Chapitre 23
Une fois de plus, je perds le contrôle de moi-même. La lettre finit en boule dans un coin, les livres de ma bibliothèque atterrissent au sol, je balance un coup de pied dedans pour les éparpiller. Et je continue de hurler. Encore et encore. Aveuglé par la rage et le désespoir. Ma chaise de bureau vole à travers la chambre pour venir s'écraser contre le mur. Mon poing fermé s'élève dans les airs...et s'immobilise brutalement au-dessus d'Erwan. Il ne bouge pas et ne me quitte pas des yeux. Alors, brusquement pris d'effroi, je me détourne et vais appuyer mon front contre la vitre froide de ma fenêtre. Je me souviens avec horreur de la fois où j'avais failli tuer Loris. Lorsqu'il m'avait demandé – ou plutôt ordonné – de montrer mon vrai visage à Erwan. Je suis dangereux et c'est sa faute. Il a fait de moi un monstre, une créature sans cœur, brutale et écumant de rage. J'ai failli m'en prendre à Erwan, ce soir. J'ai failli le frapper comme il m'a frappé lui et je ne comprends pas pourquoi mon copain n'a pas réagi.
-Pourquoi, Erwan ?
-Pourquoi quoi ?
Je ferme les yeux.
-Pourquoi restes-tu avec moi ? J'ai failli m'en prendre à toi. Pourquoi refuses-tu de comprendre que je suis un monstre ?

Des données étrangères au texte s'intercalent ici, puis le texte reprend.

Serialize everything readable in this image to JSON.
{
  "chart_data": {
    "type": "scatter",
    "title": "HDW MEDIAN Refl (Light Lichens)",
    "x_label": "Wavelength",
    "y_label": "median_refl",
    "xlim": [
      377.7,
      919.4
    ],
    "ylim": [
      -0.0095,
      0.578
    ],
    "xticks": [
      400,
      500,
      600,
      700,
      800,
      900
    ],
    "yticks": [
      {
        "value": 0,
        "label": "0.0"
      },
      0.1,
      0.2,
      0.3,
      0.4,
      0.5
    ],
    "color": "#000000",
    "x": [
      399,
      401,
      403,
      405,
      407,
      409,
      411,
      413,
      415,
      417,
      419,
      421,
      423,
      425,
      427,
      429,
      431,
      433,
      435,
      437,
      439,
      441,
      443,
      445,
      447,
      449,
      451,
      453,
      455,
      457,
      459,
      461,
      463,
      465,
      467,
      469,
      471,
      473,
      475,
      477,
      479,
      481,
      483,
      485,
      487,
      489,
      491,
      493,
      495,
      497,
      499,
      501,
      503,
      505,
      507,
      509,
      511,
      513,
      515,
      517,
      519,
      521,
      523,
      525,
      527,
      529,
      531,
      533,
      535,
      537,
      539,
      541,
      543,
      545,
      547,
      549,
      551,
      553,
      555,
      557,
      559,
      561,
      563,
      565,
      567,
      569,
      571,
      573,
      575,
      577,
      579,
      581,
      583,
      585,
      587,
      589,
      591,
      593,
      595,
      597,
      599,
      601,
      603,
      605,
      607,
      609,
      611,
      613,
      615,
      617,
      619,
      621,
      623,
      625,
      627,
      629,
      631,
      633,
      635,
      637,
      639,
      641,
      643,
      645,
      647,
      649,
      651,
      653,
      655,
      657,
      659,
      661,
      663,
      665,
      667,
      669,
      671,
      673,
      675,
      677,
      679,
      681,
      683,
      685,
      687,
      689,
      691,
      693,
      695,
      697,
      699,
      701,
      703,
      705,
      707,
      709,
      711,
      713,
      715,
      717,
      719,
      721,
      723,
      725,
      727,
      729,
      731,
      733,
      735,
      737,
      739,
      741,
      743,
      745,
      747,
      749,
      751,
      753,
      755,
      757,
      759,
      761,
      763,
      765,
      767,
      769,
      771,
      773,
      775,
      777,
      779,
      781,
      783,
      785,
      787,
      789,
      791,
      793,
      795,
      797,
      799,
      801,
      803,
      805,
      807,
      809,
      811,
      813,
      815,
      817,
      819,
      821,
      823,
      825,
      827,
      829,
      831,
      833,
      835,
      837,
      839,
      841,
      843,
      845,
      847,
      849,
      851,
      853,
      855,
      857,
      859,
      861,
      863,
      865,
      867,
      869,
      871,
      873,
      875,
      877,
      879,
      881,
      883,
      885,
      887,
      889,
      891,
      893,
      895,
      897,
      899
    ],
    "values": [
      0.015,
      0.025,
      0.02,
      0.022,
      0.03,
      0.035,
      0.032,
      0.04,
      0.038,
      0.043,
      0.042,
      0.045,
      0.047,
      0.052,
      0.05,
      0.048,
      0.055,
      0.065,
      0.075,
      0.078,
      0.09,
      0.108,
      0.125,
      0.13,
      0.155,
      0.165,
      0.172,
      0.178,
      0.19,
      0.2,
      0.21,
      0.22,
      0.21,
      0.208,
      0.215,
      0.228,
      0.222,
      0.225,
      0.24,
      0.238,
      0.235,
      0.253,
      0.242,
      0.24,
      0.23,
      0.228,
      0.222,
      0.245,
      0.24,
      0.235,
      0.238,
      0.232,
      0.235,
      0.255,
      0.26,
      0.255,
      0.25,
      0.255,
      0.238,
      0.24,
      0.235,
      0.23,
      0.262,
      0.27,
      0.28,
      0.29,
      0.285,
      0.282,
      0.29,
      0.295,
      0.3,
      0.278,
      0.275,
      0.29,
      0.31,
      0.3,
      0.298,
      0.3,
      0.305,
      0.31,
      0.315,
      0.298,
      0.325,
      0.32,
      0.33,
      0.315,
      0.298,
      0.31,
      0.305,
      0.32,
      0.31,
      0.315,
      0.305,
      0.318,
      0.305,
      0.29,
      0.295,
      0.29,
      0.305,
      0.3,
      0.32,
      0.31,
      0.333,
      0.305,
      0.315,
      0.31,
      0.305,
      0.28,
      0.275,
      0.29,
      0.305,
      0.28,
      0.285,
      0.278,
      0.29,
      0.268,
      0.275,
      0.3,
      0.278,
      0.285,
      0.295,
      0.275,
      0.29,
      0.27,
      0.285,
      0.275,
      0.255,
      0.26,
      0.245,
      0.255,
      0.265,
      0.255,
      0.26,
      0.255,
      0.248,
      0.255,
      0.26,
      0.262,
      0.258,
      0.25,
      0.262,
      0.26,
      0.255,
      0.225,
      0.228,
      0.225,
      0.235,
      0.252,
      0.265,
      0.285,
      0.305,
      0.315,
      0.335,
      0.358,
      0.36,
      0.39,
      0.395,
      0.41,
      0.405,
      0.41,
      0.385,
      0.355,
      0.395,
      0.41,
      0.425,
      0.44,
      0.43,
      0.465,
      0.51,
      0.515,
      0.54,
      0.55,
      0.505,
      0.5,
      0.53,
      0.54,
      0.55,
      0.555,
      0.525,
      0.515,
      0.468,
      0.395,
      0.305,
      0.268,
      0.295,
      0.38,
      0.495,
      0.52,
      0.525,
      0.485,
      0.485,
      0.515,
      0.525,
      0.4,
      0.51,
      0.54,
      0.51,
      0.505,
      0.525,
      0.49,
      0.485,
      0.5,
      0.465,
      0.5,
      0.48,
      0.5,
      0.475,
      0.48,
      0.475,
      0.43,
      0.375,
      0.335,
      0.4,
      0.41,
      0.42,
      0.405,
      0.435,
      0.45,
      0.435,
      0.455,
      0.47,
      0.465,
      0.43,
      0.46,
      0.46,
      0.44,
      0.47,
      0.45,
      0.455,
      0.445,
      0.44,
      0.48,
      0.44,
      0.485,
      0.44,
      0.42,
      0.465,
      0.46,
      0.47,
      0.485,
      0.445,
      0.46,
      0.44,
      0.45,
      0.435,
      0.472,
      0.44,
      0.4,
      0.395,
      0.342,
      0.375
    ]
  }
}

Je cherche toujours à comprendre la raison de son amour pour moi tout en redoutant sans cesse le jour où il me quittera pour quelqu'un de meilleur que moi.
-Cesse de te poser ces questions, T. Tu ne l'as pas fait et je savais que tu ne le ferais pas. C'est pour cette raison que je n'ai pas bougé. Tu te haïrais si tu me faisais du mal.
Oh oui...C'est sûr. Je me retourne et le regarde.
-Aide-moi, je murmure en tremblant.
Sa réaction est immédiate : il se rapproche, m'enlace et me serre contre lui. Je m'accroche à lui, enfouis mon visage dans son cou.
-J'ai peur, Erwan.
-Je suis là. Je ne te laisserai pas, je te le promets.
J'ignore combien de temps nous restons ainsi enlacés. Lorsqu'il s'écarte doucement de moi, une sensation de froid m'envahit, mais je ne proteste pas. Sa main effleure mon visage, je frissonne.
-Tu n'es pas un monstre. Souviens-toi toujours que c'est Doyen le monstre, pas toi.
Comment parvient-il à continuer de me protéger après tout ce que j'ai fait ?
-Que dit la lettre, T ?me demande-t-il doucement.
Le cœur battant – de peur, de rage et d'amour –, je vais reprendre la feuille mise en boule, la défroisse et la lui donne. Je vois aussitôt ses yeux s'écarquiller d'horreur.
-Non...
Je n'ai pas le temps de respirer que je me retrouve à nouveau serré contre lui.
-Ce n'est pas possible...Il ne peut pas, il n'a pas le droit.
-Si. Il le dit lui-même : il est mon tuteur légal, il a tous les droits sur moi.
Je suis sa chose. Son pantin. Et il se plaît à tirer les ficelles.
-Alors, porte plainte contre lui.
J'écarquille les yeux à ces mots.
-Je ne peux pas. Il me tuera.
-Non, il ne te tuera pas. Tu es majeur, tu as le droit de t'exprimer et ton corps porte les preuves de sa violence. Il ira en prison et il te laissera tranquille.
Je garde le silence : c'est impossible, je ne peux pas faire ça.
-Porte plainte, T, ou c'est moi qui le ferai.